Registered Companies in Ghana will henceforth be required to declare their ‘beneficial owners’ as part of a requirement of the Company’s Act, 2019, (Act 992) to promote transparency and accountability in the running of businesses in Ghana.

Beneficial owners in this sense refers to the individuals (but not limited to management members) who stand to benefit from the Company’s fortunes and risks.

The decision follows the deployment of a new Central Beneficial Ownership Register for all companies by the Registrar-General’s Department.

According to the World Bank, roughly 70% of the biggest corruption cases between 1980 and 2010 involved anonymous companies.

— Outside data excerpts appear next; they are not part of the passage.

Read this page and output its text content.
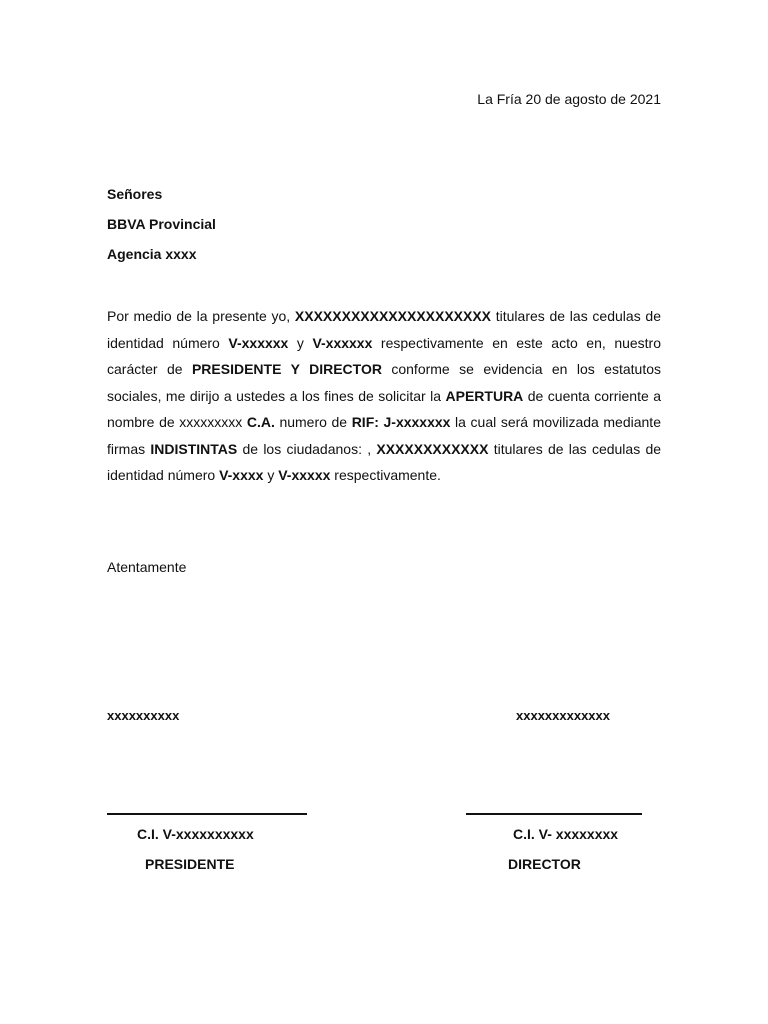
La Fría 20 de agosto de 2021
Señores
BBVA Provincial
Agencia xxxx
Por medio de la presente yo, XXXXXXXXXXXXXXXXXXXXX titulares de las cedulas de identidad número V-xxxxxx y V-xxxxxx respectivamente en este acto en, nuestro carácter de PRESIDENTE Y DIRECTOR conforme se evidencia en los estatutos sociales, me dirijo a ustedes a los fines de solicitar la APERTURA de cuenta corriente a nombre de xxxxxxxxx C.A. numero de RIF: J-xxxxxxx la cual será movilizada mediante firmas INDISTINTAS de los ciudadanos: , XXXXXXXXXXXX titulares de las cedulas de identidad número V-xxxx y V-xxxxx respectivamente.
Atentamente
xxxxxxxxxx	xxxxxxxxxxxxx
C.I. V-xxxxxxxxxx	C.I. V- xxxxxxxx
PRESIDENTE	DIRECTOR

When it comes to the oil, gas and mining sectors, it has been estimated that up to US$1trillion is siphoned out of developing countries in lost tax revenues through shell companies that hide their beneficial owners.

The move is therefore expected to assist authorities to effectively counteract money laundering and tax evasion, while also stemming illicit financial flows. In line with Ghana’s commitment to use transparency as a tool for fighting corruption, some analysts have agreed that the new beneficial ownership regime will help to identify the true owners of all companies.

According to the Registrar-General, four key issues will be addressed by the new beneficial ownership commitments:

Strengthening the disclosure requirements – Reinforcing underlying legal and regulatory requirements for disclosure of different types of ownership across various legal vehicles is fundamental to more effective, transparent processes.

Improving the interoperability of information – Applying common standards such as the Beneficial Ownership Data Standard and linking ownership information with other policy areas can help to track money and assets across sectors and jurisdictions.

Verifying registered information – Open beneficial ownership data, coupled with strong verification systems, ensures data is accurate and useable.

Engaging citizens in monitoring and accountability – Informal and formal channels for accountability enable citizens to actively use ownership data to uncover networks of corruption.